I spent a month in the hospital waiting bedside. As my father’s life strings finally  became more taut, I feared the reaction he would have to losing both limbs. The limbs that had throughout his life carried him across the world, connected him to the earth. How could I manipulate language to pacify his pain, to make him better accept his circumstance? Words seemed inadequate, inappropriate, so I was silent as he peered under the white linen to confront his personal nightmare. He looked away, tears welled in his eyes, in mine, and I saw, without utterance, his disappointment for the first time. I saw the vulnerability written on the surface. I saw his strength leave his body. He didn’t want to live. “Good men, the last way by, crying how bright / Their frail deeds might have danced in a green bay, / Rage, rage against the dying of the light.” He slipped out of consciousness once again.

The room was filled with the undulating sounds of a respirator. There were no suitable words, no vocabulary to draw from to make things better. “Wild men, who caught and sang the sun in flight, / And learn, too late, they grieved it on its way. / Do not go gentle into that good night.” I did the only thing I could do, I sat beside him and held his hand, as if the contact could somehow act as a conduit to carry the message of love and support. “Grave men, near death, who see with blinding sight / Blind eyes could blaze like meteors and be gay, / Rage, rage against the dying of the light.”

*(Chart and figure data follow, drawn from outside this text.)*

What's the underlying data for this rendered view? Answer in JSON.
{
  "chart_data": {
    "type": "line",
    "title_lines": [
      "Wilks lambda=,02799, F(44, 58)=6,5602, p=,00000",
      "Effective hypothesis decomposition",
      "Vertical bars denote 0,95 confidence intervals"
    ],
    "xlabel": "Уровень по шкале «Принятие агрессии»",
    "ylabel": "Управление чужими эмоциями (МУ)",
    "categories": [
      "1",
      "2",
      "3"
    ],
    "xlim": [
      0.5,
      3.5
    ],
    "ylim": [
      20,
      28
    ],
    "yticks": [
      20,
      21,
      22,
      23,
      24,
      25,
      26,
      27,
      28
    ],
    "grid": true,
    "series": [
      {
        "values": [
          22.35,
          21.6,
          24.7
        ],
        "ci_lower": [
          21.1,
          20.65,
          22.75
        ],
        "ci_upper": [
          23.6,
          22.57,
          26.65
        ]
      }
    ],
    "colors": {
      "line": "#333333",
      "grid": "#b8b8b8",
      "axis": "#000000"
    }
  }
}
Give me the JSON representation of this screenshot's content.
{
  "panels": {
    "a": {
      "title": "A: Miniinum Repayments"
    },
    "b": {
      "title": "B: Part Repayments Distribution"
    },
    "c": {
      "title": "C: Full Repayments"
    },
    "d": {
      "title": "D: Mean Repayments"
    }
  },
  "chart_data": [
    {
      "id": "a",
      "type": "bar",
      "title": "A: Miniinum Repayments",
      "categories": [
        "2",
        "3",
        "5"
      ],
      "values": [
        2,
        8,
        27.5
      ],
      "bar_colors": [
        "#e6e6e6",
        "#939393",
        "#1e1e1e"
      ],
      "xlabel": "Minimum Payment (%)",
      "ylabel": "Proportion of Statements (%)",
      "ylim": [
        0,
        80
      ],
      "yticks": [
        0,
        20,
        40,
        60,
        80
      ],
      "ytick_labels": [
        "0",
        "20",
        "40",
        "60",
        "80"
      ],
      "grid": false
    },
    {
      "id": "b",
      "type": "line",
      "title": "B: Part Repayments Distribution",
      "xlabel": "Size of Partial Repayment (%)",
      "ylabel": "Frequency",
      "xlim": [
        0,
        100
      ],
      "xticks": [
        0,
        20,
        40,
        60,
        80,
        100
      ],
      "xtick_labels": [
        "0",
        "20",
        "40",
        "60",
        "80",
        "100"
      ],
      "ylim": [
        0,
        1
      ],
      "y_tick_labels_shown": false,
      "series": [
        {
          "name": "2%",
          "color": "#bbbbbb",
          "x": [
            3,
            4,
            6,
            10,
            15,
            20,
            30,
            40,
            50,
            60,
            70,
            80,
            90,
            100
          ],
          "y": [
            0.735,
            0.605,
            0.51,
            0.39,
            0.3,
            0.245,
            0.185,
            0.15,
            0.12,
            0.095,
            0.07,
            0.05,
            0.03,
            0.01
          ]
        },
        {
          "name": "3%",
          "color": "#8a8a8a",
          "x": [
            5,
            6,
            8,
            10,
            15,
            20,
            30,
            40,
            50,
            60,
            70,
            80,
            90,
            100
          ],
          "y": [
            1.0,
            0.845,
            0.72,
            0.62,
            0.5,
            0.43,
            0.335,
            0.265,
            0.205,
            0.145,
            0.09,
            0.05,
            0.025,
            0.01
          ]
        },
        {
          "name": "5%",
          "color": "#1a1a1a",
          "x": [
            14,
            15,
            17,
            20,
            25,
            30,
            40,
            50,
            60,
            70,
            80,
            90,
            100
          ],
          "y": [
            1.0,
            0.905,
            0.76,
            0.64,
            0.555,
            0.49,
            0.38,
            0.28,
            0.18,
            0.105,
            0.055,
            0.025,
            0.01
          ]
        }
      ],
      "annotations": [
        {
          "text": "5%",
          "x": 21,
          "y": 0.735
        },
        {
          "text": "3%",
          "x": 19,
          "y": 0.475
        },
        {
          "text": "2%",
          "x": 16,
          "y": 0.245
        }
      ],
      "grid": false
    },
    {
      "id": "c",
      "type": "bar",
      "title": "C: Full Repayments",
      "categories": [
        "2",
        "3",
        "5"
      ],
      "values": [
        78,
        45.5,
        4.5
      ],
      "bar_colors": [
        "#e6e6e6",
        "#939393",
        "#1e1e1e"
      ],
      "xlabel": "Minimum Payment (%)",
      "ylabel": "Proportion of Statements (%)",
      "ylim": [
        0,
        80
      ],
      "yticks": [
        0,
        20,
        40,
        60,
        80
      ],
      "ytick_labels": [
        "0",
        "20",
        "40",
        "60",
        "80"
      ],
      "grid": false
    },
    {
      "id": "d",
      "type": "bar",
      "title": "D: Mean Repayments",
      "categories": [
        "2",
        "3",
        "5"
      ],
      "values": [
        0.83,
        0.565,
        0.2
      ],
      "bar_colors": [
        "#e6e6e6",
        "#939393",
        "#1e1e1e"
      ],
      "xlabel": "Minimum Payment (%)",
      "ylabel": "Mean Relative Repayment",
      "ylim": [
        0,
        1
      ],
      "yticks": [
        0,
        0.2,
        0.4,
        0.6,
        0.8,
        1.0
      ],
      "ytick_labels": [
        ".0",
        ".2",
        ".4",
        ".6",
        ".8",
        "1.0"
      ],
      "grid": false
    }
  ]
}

Somehow he found within himself the strength to pull through and we left the hospital. We spent a year and a half together facing the world. An ugly world for those who are handicapped. He was not only physically dismembered, but also dismembered from society. It was not easy for him, the stares, the pity, the silences made things worse. He began to deteriorate before my eyes, weakened emotionally and physically. He did not want to continue to live so dependent, so vulnerable. “And you, my father, there on the sad height, / Curse, bless, me now with your fierce tears, I pray. / Do not go gentle into that good night. / Rage, rage against the dying of the light.” He was no longer within my reach. He slipped further and further away from me with eyes glazed, terrified. On a Friday evening October 7, 2005, my father bravely closed his eyes, took a deep breath, exhaled and embraced the dying of the light.

I would like to think that I was there for my father in his last days of life, comforting and accompanying him as he faced mortality. But this accompaniment was, perhaps selfishly, more for me than him. I think back upon sitting bedside, holding his cold gray hand, and I realize, now, that it wasn’t so much me providing support as it was the other way around.